Tuesday, October 31, 2006

Google's Web 2.0 - Taking the SMB Market from Microsoft

In my previous blog posting, I highlighted the fact that Google's advertising-based revenue model does not justify its market cap. Clearly, the folks at Google are wise to this and are looking for other growth opportunities, and have Microsoft right in the crosshairs. Microsoft offers archaic technology relative to web technologies and there is a lot of revenue ripe for the plucking.

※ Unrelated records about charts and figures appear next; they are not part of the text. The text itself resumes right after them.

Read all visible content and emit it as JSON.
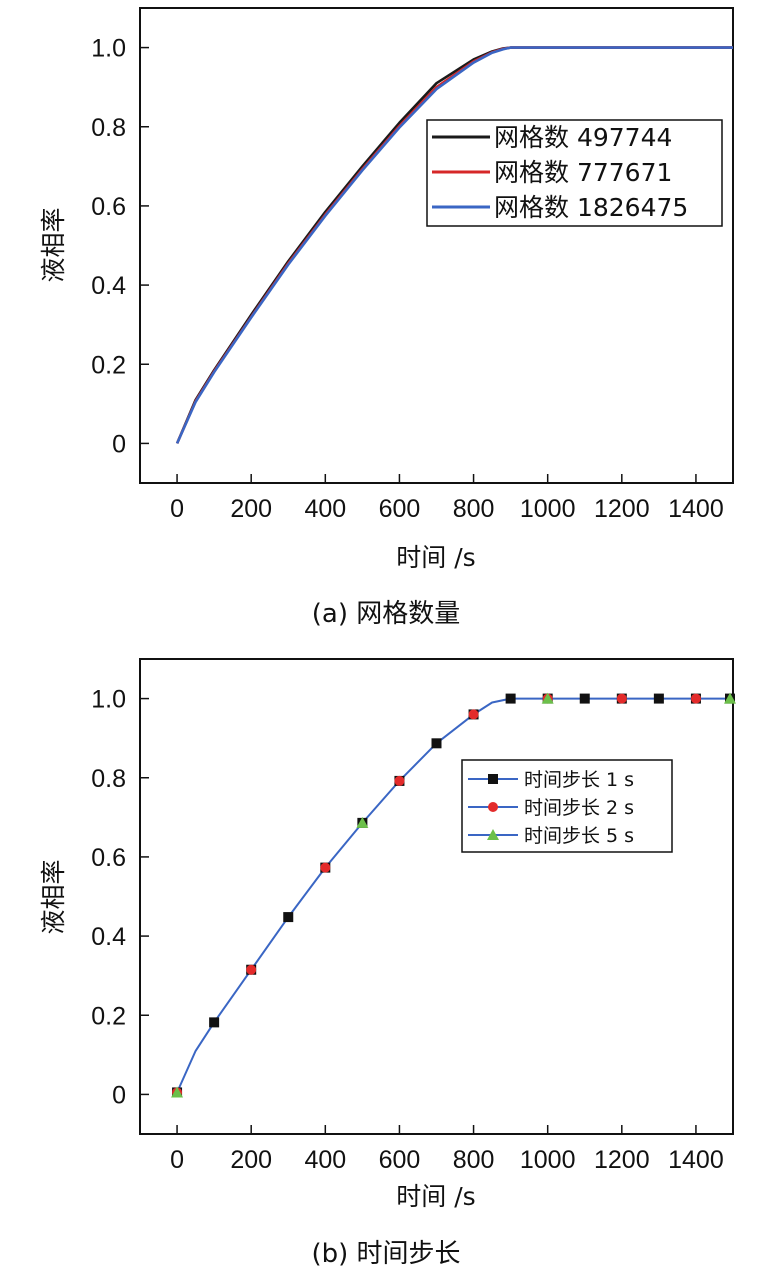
{
  "chart_data": [
    {
      "type": "line",
      "caption": "(a) 网格数量",
      "xlabel": "时间 /s",
      "ylabel": "液相率",
      "xlim": [
        -100,
        1500
      ],
      "ylim": [
        -0.1,
        1.1
      ],
      "xticks": [
        0,
        200,
        400,
        600,
        800,
        1000,
        1200,
        1400
      ],
      "yticks": [
        0,
        0.2,
        0.4,
        0.6,
        0.8,
        1.0
      ],
      "ytick_labels": [
        "0",
        "0.2",
        "0.4",
        "0.6",
        "0.8",
        "1.0"
      ],
      "grid": false,
      "legend_position": "upper-right",
      "series": [
        {
          "name": "网格数 497744",
          "color": "#1a1a1a",
          "x": [
            0,
            50,
            100,
            200,
            300,
            400,
            500,
            600,
            700,
            800,
            850,
            880,
            900,
            1000,
            1200,
            1400,
            1500
          ],
          "y": [
            0.0,
            0.11,
            0.185,
            0.325,
            0.46,
            0.585,
            0.7,
            0.81,
            0.91,
            0.97,
            0.99,
            0.998,
            1.0,
            1.0,
            1.0,
            1.0,
            1.0
          ]
        },
        {
          "name": "网格数 777671",
          "color": "#d62728",
          "x": [
            0,
            50,
            100,
            200,
            300,
            400,
            500,
            600,
            700,
            800,
            850,
            880,
            900,
            1000,
            1200,
            1400,
            1500
          ],
          "y": [
            0.0,
            0.107,
            0.182,
            0.32,
            0.455,
            0.578,
            0.693,
            0.802,
            0.9,
            0.965,
            0.988,
            0.997,
            1.0,
            1.0,
            1.0,
            1.0,
            1.0
          ]
        },
        {
          "name": "网格数 1826475",
          "color": "#3a66c4",
          "x": [
            0,
            50,
            100,
            200,
            300,
            400,
            500,
            600,
            700,
            800,
            850,
            880,
            900,
            1000,
            1200,
            1400,
            1500
          ],
          "y": [
            0.0,
            0.105,
            0.18,
            0.318,
            0.452,
            0.575,
            0.69,
            0.798,
            0.895,
            0.962,
            0.987,
            0.996,
            1.0,
            1.0,
            1.0,
            1.0,
            1.0
          ]
        }
      ]
    },
    {
      "type": "line",
      "caption": "(b) 时间步长",
      "xlabel": "时间 /s",
      "ylabel": "液相率",
      "xlim": [
        -100,
        1500
      ],
      "ylim": [
        -0.1,
        1.1
      ],
      "xticks": [
        0,
        200,
        400,
        600,
        800,
        1000,
        1200,
        1400
      ],
      "yticks": [
        0,
        0.2,
        0.4,
        0.6,
        0.8,
        1.0
      ],
      "ytick_labels": [
        "0",
        "0.2",
        "0.4",
        "0.6",
        "0.8",
        "1.0"
      ],
      "grid": false,
      "legend_position": "right",
      "curve": {
        "color": "#3a66c4",
        "x": [
          0,
          50,
          100,
          200,
          300,
          400,
          500,
          600,
          700,
          800,
          850,
          900,
          1000,
          1200,
          1400,
          1500
        ],
        "y": [
          0.005,
          0.11,
          0.182,
          0.315,
          0.448,
          0.573,
          0.686,
          0.792,
          0.887,
          0.96,
          0.99,
          1.0,
          1.0,
          1.0,
          1.0,
          1.0
        ]
      },
      "series": [
        {
          "name": "时间步长 1 s",
          "marker": "square",
          "color": "#111111",
          "x": [
            0,
            100,
            200,
            300,
            400,
            500,
            600,
            700,
            800,
            900,
            1000,
            1100,
            1200,
            1300,
            1400,
            1500
          ],
          "y": [
            0.005,
            0.182,
            0.315,
            0.448,
            0.573,
            0.686,
            0.792,
            0.887,
            0.96,
            1.0,
            1.0,
            1.0,
            1.0,
            1.0,
            1.0,
            1.0
          ]
        },
        {
          "name": "时间步长 2 s",
          "marker": "circle",
          "color": "#e32b2b",
          "x": [
            0,
            200,
            400,
            600,
            800,
            1000,
            1200,
            1400
          ],
          "y": [
            0.005,
            0.315,
            0.573,
            0.792,
            0.96,
            1.0,
            1.0,
            1.0
          ]
        },
        {
          "name": "时间步长 5 s",
          "marker": "triangle",
          "color": "#6cc04a",
          "x": [
            0,
            500,
            1000,
            1500
          ],
          "y": [
            0.005,
            0.686,
            1.0,
            1.0
          ]
        }
      ]
    }
  ]
}
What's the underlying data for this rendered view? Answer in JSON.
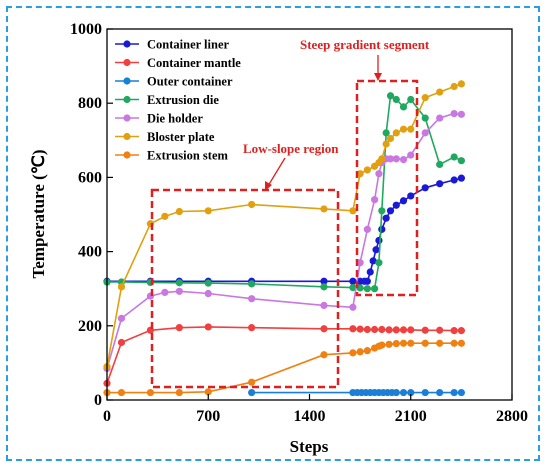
{
  "chart_data": {
    "type": "line",
    "title": "",
    "xlabel": "Steps",
    "ylabel": "Temperature (℃)",
    "xlim": [
      0,
      2800
    ],
    "ylim": [
      0,
      1000
    ],
    "xticks": [
      0,
      700,
      1400,
      2100,
      2800
    ],
    "yticks": [
      0,
      200,
      400,
      600,
      800,
      1000
    ],
    "legend_position": "top-left",
    "series": [
      {
        "name": "Container liner",
        "color": "#1a1ad6",
        "x": [
          0,
          300,
          500,
          700,
          1000,
          1500,
          1700,
          1750,
          1780,
          1800,
          1820,
          1840,
          1860,
          1880,
          1900,
          1930,
          1960,
          2000,
          2050,
          2100,
          2200,
          2300,
          2400,
          2450
        ],
        "y": [
          320,
          320,
          320,
          320,
          320,
          320,
          320,
          320,
          320,
          320,
          345,
          375,
          405,
          430,
          460,
          490,
          510,
          525,
          537,
          550,
          572,
          583,
          593,
          598
        ]
      },
      {
        "name": "Container mantle",
        "color": "#f04040",
        "x": [
          0,
          100,
          300,
          500,
          700,
          1000,
          1500,
          1700,
          1750,
          1800,
          1850,
          1900,
          1950,
          2000,
          2050,
          2100,
          2200,
          2300,
          2400,
          2450
        ],
        "y": [
          45,
          155,
          188,
          195,
          197,
          195,
          192,
          192,
          191,
          190,
          190,
          190,
          189,
          189,
          189,
          189,
          188,
          188,
          187,
          187
        ]
      },
      {
        "name": "Outer container",
        "color": "#1a7fd6",
        "x": [
          1000,
          1700,
          1730,
          1760,
          1790,
          1820,
          1850,
          1880,
          1910,
          1940,
          1970,
          2000,
          2050,
          2100,
          2200,
          2300,
          2400,
          2450
        ],
        "y": [
          20,
          20,
          20,
          20,
          20,
          20,
          20,
          20,
          20,
          20,
          20,
          20,
          20,
          20,
          20,
          20,
          20,
          20
        ]
      },
      {
        "name": "Extrusion die",
        "color": "#20a860",
        "x": [
          0,
          100,
          300,
          500,
          700,
          1000,
          1500,
          1700,
          1750,
          1800,
          1850,
          1880,
          1900,
          1930,
          1960,
          2000,
          2050,
          2100,
          2200,
          2300,
          2400,
          2450
        ],
        "y": [
          318,
          318,
          317,
          316,
          315,
          313,
          305,
          303,
          302,
          300,
          300,
          370,
          510,
          720,
          820,
          810,
          790,
          810,
          760,
          635,
          655,
          645
        ]
      },
      {
        "name": "Die holder",
        "color": "#c878e0",
        "x": [
          0,
          100,
          300,
          400,
          500,
          700,
          1000,
          1500,
          1700,
          1750,
          1800,
          1850,
          1880,
          1900,
          1930,
          1960,
          2000,
          2050,
          2100,
          2200,
          2300,
          2400,
          2450
        ],
        "y": [
          85,
          220,
          280,
          290,
          293,
          287,
          273,
          255,
          250,
          370,
          460,
          540,
          610,
          640,
          650,
          650,
          650,
          648,
          660,
          720,
          760,
          772,
          770
        ]
      },
      {
        "name": "Bloster plate",
        "color": "#e0a010",
        "x": [
          0,
          100,
          300,
          400,
          500,
          700,
          1000,
          1500,
          1700,
          1750,
          1800,
          1850,
          1880,
          1900,
          1930,
          1960,
          2000,
          2050,
          2100,
          2200,
          2300,
          2400,
          2450
        ],
        "y": [
          90,
          305,
          475,
          495,
          508,
          510,
          527,
          515,
          510,
          610,
          620,
          630,
          640,
          650,
          690,
          705,
          720,
          730,
          730,
          815,
          830,
          845,
          852
        ]
      },
      {
        "name": "Extrusion stem",
        "color": "#f08010",
        "x": [
          0,
          100,
          300,
          500,
          700,
          1000,
          1500,
          1700,
          1750,
          1800,
          1850,
          1880,
          1900,
          1950,
          2000,
          2050,
          2100,
          2200,
          2300,
          2400,
          2450
        ],
        "y": [
          20,
          20,
          20,
          20,
          22,
          48,
          122,
          127,
          130,
          133,
          140,
          145,
          148,
          150,
          152,
          153,
          153,
          153,
          153,
          153,
          153
        ]
      }
    ],
    "annotations": [
      {
        "text": "Steep gradient segment",
        "color": "#e02020"
      },
      {
        "text": "Low-slope region",
        "color": "#e02020"
      }
    ]
  }
}
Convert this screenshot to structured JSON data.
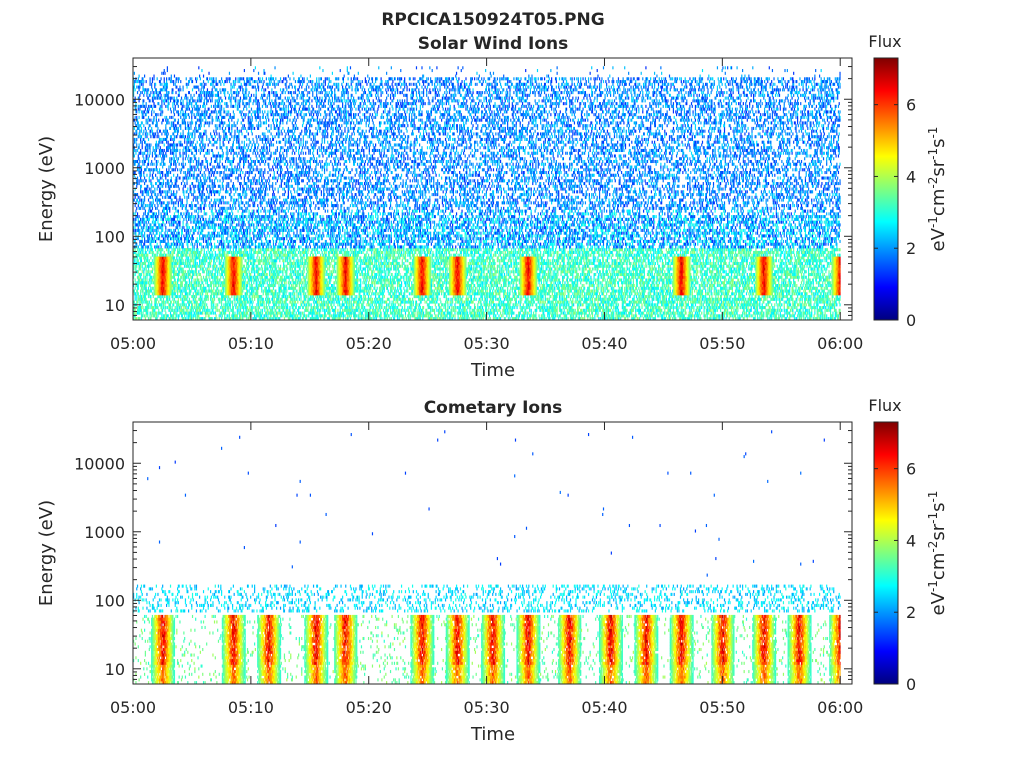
{
  "figure": {
    "title": "RPCICA150924T05.PNG"
  },
  "colors": {
    "colormap": [
      "#00007f",
      "#0000ff",
      "#007fff",
      "#00ffff",
      "#7fff7f",
      "#ffff00",
      "#ff7f00",
      "#ff0000",
      "#7f0000"
    ],
    "axis": "#262626"
  },
  "chart_data": [
    {
      "type": "heatmap",
      "title": "Solar Wind Ions",
      "xlabel": "Time",
      "ylabel": "Energy (eV)",
      "xlim": [
        "05:00",
        "06:01"
      ],
      "xticks": [
        "05:00",
        "05:10",
        "05:20",
        "05:30",
        "05:40",
        "05:50",
        "06:00"
      ],
      "yscale": "log",
      "ylim": [
        6,
        40000
      ],
      "yticks": [
        "10",
        "100",
        "1000",
        "10000"
      ],
      "colorbar": {
        "title": "Flux",
        "label": "eV-1cm-2sr-1s-1",
        "range": [
          0,
          7.3
        ],
        "ticks": [
          "0",
          "2",
          "4",
          "6"
        ]
      },
      "bursts_minutes": [
        2.5,
        8.5,
        15.5,
        18.0,
        24.5,
        27.5,
        33.5,
        46.5,
        53.5,
        60.0
      ],
      "peak_energy_eV": 30,
      "peak_flux": 7,
      "background": {
        "energy_range_eV": [
          50,
          30000
        ],
        "flux_range": [
          1.2,
          2.8
        ],
        "low_energy_flux_range": [
          2.5,
          3.8
        ]
      },
      "grid": false
    },
    {
      "type": "heatmap",
      "title": "Cometary Ions",
      "xlabel": "Time",
      "ylabel": "Energy (eV)",
      "xlim": [
        "05:00",
        "06:01"
      ],
      "xticks": [
        "05:00",
        "05:10",
        "05:20",
        "05:30",
        "05:40",
        "05:50",
        "06:00"
      ],
      "yscale": "log",
      "ylim": [
        6,
        40000
      ],
      "yticks": [
        "10",
        "100",
        "1000",
        "10000"
      ],
      "colorbar": {
        "title": "Flux",
        "label": "eV-1cm-2sr-1s-1",
        "range": [
          0,
          7.3
        ],
        "ticks": [
          "0",
          "2",
          "4",
          "6"
        ]
      },
      "bursts_minutes": [
        2.5,
        8.5,
        11.5,
        15.5,
        18.0,
        24.5,
        27.5,
        30.5,
        33.5,
        37.0,
        40.5,
        43.5,
        46.5,
        50.0,
        53.5,
        56.5,
        60.0
      ],
      "peak_energy_eV": 30,
      "peak_flux": 7.2,
      "background": {
        "energy_range_eV": [
          70,
          170
        ],
        "flux_range": [
          2.0,
          3.0
        ],
        "sparse_high_energy_eV": [
          200,
          30000
        ]
      },
      "grid": false
    }
  ]
}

Google has just done another build vs. buy acquisiion (ie, acquisition that did not cost that much) by buying JotSpot. JotSpot is a YAW2 (yet another Web 2.0) company with no viable business model but some interesting features around a structured Wiki that help people easily build intranet features such as holiday calendars and expense management.

Google Office currently offers mail, calendaring, word processing, spreadsheets, and search. It has now added an extensible wiki comparable to SharePoint. Missing are PowerPoint, Access, and Project equivalents but these will be pretty cheap for Google to pick up (DabbleDB, Coghead, Backbase, etc.).

Google Office is not going to target enterprises, at least initially. However, it is clear at this point that Google is going to own at least the "S" in SMB. Small businesses with <50 people no longer need to buy a thing from Microsoft except for Windows XP at an OEM price. What they give up in some individual features will be more than made up with the collaboration and data backup features of using hosted applications in addition to the cost savings of not buying licenses to bloated software and not maintaining software on desktops.